Vestidas de branco e de punhos fechados e erguidos, cerca de 50 pessoas, na maioria mulheres negras, participaram no “ato de solidariedade” com Cláudia Simões, num manifestação no Terreiro do Paço, em Lisboa.
O caso remonta a 19 de janeiro de 2020, numa paragem de autocarro na Amadora, quando Cláudia Simões, cozinheira, se envolveu numa discussão entre passageiros e o motorista de um autocarro da empresa Vimeca, pelo facto de a sua filha, à data com 8 anos, se ter esquecido do passe.
Chegados ao destino, o motorista decidiu chamar a polícia e, após alguns momentos de tensão, o agente Carlos Canha decidiu imobilizar Cláudia Simões, no chão, junto à paragem de autocarro, depois de a mulher se recusar a ser identificada.

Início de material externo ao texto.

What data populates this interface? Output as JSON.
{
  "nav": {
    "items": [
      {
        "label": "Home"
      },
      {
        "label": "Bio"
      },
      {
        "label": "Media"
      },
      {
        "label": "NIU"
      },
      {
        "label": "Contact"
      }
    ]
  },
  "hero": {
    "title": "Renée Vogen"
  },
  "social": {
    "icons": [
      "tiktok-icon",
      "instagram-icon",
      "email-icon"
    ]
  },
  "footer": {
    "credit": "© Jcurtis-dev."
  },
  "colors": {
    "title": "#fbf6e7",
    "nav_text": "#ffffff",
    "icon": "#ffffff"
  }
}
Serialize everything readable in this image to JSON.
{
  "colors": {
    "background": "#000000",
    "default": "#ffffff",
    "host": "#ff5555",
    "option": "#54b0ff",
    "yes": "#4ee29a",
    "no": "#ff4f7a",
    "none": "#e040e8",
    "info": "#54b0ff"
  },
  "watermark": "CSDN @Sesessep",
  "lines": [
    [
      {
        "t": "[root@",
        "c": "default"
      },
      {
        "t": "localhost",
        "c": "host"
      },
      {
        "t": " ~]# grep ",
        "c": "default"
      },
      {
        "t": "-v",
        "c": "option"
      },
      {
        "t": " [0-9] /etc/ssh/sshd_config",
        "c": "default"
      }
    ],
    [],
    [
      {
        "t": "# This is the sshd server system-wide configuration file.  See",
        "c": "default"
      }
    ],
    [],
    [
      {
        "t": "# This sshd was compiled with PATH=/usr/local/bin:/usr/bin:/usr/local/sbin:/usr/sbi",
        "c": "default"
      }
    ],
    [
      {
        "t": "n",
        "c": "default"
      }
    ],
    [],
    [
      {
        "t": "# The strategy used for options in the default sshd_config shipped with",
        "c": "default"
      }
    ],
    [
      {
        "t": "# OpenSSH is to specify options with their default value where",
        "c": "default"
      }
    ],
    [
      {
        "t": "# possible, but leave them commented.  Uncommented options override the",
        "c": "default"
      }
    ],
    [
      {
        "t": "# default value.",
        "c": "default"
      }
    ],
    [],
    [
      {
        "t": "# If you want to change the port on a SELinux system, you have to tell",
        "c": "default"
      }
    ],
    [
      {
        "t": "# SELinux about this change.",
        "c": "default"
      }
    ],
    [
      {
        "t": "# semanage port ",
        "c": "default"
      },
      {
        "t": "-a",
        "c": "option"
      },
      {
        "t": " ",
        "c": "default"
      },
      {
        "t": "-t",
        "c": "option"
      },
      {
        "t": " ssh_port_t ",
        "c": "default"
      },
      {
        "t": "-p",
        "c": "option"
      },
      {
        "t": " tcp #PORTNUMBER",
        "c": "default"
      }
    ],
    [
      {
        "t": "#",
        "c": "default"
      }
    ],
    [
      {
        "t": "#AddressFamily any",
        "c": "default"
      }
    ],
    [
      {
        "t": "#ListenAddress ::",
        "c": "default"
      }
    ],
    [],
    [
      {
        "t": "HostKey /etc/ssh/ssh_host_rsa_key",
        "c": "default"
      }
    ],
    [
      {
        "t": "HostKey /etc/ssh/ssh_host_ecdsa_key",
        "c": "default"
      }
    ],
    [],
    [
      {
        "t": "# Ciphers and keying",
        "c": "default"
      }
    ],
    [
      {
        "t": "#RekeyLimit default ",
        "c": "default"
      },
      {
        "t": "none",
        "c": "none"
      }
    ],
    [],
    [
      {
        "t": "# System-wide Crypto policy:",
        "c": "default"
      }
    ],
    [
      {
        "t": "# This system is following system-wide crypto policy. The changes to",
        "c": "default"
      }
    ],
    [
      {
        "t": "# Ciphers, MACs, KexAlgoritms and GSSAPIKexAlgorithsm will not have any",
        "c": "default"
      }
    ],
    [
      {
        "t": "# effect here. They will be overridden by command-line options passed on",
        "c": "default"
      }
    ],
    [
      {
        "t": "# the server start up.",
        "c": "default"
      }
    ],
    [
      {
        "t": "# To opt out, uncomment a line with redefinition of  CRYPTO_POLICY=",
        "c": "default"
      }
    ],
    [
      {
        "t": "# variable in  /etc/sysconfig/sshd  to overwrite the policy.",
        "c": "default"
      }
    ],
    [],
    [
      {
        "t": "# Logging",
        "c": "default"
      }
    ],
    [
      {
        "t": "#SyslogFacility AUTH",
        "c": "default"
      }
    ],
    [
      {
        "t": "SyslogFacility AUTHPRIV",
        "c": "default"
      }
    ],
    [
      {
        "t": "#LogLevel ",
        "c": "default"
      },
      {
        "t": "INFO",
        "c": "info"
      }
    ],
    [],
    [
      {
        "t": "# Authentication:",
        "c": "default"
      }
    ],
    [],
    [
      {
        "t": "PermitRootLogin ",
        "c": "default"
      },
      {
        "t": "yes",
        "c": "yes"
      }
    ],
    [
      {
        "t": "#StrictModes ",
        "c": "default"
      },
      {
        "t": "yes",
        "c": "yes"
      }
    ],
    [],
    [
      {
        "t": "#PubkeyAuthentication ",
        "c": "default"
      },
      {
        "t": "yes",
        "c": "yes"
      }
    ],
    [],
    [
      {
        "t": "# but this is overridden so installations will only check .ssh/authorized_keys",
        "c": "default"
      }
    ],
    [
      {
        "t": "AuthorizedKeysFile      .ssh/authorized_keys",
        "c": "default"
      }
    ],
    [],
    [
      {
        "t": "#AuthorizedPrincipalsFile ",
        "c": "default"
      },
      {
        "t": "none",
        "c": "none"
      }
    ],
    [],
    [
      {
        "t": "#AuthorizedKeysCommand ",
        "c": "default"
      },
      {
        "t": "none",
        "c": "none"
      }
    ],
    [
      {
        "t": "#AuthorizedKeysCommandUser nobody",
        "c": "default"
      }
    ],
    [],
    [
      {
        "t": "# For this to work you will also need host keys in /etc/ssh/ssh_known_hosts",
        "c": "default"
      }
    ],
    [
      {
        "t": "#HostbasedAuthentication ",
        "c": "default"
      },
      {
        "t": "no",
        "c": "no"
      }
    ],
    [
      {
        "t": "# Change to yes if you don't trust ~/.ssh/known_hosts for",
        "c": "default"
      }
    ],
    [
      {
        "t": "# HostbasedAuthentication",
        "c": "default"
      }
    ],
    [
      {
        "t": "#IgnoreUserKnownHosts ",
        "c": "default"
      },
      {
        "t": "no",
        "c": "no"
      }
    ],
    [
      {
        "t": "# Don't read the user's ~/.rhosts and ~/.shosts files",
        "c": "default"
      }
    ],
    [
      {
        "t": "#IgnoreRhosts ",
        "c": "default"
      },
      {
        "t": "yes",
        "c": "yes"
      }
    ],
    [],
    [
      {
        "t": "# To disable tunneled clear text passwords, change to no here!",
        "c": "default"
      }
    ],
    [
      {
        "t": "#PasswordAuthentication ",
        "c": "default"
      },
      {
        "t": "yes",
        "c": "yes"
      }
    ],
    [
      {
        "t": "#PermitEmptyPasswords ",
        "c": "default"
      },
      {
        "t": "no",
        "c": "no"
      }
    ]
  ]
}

O caso ganhou mediatismo com a posterior difusão nas redes sociais de vídeos da confusão à saída do autocarro e de imagens dos ferimentos de Cláudia Simões.
A sentença do tribunal de Sintra, conhecida no dia 01, condenou Cláudia Simões por morder o agente da PSP Carlos Canha, enquanto o polícia foi absolvido das acusações de agressão na detenção da cozinheira.
A juíza Catarina Pires aplicou uma pena de oito meses de prisão a Cláudia Simões, suspensa na execução, por um crime de ofensa à integridade física qualificada.
Já o polícia Carlos Canha não foi condenado por ter agredido Cláudia Simões, embora o tribunal lhe tenha aplicado uma pena suspensa de três anos por ter agredido outros dois cidadãos Quintino Gomes e Ricardo Botelho, que foram levados para a esquadra na sequência do mesmo caso.
No protesto realizado hoje, Célia Pires e Joacine Katar Moreira foram-se revezando nas palavras, recorrendo a um megafone.
“Este é um ato de solidariedade com uma mulher, negra, vítima de violência policial racista”, disseram e repetiram, em português e em inglês, chamando a atenção dos muitos turistas que passavam pelo Cais das Colunas neste domingo.
“Achamos que é importante que este caso seja também conhecido lá fora”, justificou Célia Pires, enquanto vários turistas de passagem filmavam o protesto com os telemóveis e questionavam os portugueses presentes sobre as suas razões.
“Descolonizar a mente” e “25 de Abril para toda a gente” foram algumas das frases inscritas nos cartazes dispostos aos pés do grupo de manifestantes, que, durante uma hora, fizeram “apelos à justiça” e entoaram “De punho em riste, Cláudia resiste”.
O protesto pretendeu “chamar a atenção” para “uma injustiça clara com uma vítima de brutalidade policial”, disse Célia Pires, considerando que houve “muito pouca” reflexão sobre o caso na opinião pública.
É preciso – defendeu – uma discussão “profunda, perceber quais são as verdadeiras raízes” que explicam a sentença do tribunal de Sintra.
“O racismo é estrutural, institucional, personifica-se neste caso, mas é mais profundo e mais abrangente do que este caso”, assinalou.
O objetivo do protesto de hoje foi reagir rapidamente à sentença, sublinhou Célia Pires, confirmando que vários coletivos estão a planear realizar mais ações sobre o caso.
No final do protesto, a ex-deputada e historiadora Joacine Katar Moreira exigiu “justiça” e vincou que “a justiça tem a função de proteger toda a gente”.
A associação SOS Racismo considerou a sentença “inaceitável” e uma “prova de que a Justiça em Portugal tem cor e de que o racismo goza de proteção institucional”.
Para a organização antirracista, o tribunal “resolveu sancionar a vítima e poupar os carrascos”.
Em declarações prestadas ao jornal Público, Cláudia Simões comunicou que vai recorrer da sentença.